Treatment Options That Shorten Periods
Treatment depends on the underlying cause, but several options directly reduce how long and how heavily you bleed. Hormonal birth control is one of the most effective approaches. Combined pills, the hormonal IUD, and progestin-only options all thin the uterine lining and regulate shedding. The hormonal IUD in particular has strong evidence for reducing menstrual blood loss and is often considered a first-line option.
For people who need non-hormonal help, there are medications that help blood clot more effectively during your period. One widely used option reduced menstrual blood loss by 40 to 65 percent in clinical studies. It’s taken only during the days you’re actively bleeding, not throughout the month. In head-to-head comparisons, it outperformed anti-inflammatory painkillers and certain oral progestins for reducing blood loss, though the hormonal IUD still performed better overall.

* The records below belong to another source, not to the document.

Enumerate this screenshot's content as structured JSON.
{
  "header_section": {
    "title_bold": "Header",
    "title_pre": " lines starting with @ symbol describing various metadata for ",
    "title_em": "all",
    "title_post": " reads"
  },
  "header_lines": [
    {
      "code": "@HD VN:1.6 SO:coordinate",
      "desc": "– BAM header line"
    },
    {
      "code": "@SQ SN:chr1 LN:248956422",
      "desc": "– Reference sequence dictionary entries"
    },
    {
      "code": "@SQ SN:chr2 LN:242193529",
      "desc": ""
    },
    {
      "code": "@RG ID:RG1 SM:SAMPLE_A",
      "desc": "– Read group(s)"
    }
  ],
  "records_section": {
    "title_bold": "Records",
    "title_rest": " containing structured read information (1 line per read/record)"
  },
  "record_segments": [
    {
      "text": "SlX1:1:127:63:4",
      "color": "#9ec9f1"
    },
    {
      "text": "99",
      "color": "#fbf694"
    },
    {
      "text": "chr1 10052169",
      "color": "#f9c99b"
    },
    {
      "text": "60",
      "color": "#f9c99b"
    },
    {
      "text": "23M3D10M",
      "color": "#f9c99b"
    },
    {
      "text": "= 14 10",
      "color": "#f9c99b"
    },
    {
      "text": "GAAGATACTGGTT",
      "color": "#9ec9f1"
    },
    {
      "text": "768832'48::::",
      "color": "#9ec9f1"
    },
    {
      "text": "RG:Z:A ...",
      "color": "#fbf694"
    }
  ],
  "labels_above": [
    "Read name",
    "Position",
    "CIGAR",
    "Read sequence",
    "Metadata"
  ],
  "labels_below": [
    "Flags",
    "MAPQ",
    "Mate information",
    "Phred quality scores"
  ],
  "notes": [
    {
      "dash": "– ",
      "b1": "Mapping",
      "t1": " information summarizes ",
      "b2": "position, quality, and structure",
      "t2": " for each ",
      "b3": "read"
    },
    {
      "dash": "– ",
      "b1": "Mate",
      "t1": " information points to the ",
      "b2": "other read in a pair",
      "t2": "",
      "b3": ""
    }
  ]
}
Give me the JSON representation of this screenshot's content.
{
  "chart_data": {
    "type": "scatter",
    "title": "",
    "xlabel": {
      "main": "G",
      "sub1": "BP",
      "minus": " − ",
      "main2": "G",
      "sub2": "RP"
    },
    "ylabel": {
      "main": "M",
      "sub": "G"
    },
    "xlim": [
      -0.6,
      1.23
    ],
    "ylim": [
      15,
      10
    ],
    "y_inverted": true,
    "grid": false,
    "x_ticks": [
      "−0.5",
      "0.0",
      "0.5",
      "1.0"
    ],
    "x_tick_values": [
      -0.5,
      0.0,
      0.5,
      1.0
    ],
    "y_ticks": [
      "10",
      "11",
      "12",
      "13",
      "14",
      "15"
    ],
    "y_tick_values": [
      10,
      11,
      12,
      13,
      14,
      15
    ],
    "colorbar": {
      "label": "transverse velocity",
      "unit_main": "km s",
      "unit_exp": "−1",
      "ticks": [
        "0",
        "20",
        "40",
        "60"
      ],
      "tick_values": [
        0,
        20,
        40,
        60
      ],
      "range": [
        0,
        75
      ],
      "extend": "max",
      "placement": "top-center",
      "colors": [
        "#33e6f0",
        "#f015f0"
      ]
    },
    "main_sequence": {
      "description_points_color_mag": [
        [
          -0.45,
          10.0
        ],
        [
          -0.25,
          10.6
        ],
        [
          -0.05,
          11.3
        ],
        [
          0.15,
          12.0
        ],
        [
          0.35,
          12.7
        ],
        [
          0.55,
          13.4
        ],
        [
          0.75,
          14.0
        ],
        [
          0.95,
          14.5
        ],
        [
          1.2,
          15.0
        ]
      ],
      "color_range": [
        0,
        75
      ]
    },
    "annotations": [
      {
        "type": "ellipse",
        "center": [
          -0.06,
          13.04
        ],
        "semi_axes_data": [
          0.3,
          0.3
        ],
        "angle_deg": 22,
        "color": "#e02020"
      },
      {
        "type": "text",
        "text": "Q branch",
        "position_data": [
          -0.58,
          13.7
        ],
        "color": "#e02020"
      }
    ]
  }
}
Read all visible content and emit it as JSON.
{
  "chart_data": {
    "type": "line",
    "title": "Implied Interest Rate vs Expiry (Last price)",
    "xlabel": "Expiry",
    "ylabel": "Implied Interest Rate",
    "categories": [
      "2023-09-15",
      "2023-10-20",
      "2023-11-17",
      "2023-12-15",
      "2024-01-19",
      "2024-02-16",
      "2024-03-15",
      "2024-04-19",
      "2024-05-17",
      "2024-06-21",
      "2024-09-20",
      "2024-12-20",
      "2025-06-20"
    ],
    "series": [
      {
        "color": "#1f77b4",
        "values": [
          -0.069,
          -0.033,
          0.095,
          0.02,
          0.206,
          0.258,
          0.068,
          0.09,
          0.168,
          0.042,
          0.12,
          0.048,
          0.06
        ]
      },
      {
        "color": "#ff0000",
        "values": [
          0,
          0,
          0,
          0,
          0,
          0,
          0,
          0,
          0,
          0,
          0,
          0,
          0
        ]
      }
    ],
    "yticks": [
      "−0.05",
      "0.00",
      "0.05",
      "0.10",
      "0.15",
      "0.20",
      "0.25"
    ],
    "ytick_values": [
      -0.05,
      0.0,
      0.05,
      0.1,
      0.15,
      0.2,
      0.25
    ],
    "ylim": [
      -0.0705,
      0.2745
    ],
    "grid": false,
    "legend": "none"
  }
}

If fibroids or polyps are the culprit, removing them often resolves the problem. Polyps can frequently be removed during a hysteroscopy as an outpatient procedure. Fibroids have a wider range of treatment options depending on their size and location, from medication to minimally invasive procedures to surgery.
Signs That Need Urgent Attention
Most prolonged periods aren’t emergencies, but certain combinations of symptoms are. If you’re soaking through a pad or tampon every hour for more than two hours in a row and you also feel lightheaded, dizzy, short of breath, or have chest pain, that warrants emergency care. These signs together suggest you’re losing blood faster than your body can compensate, and you may need immediate treatment to stabilize your blood count.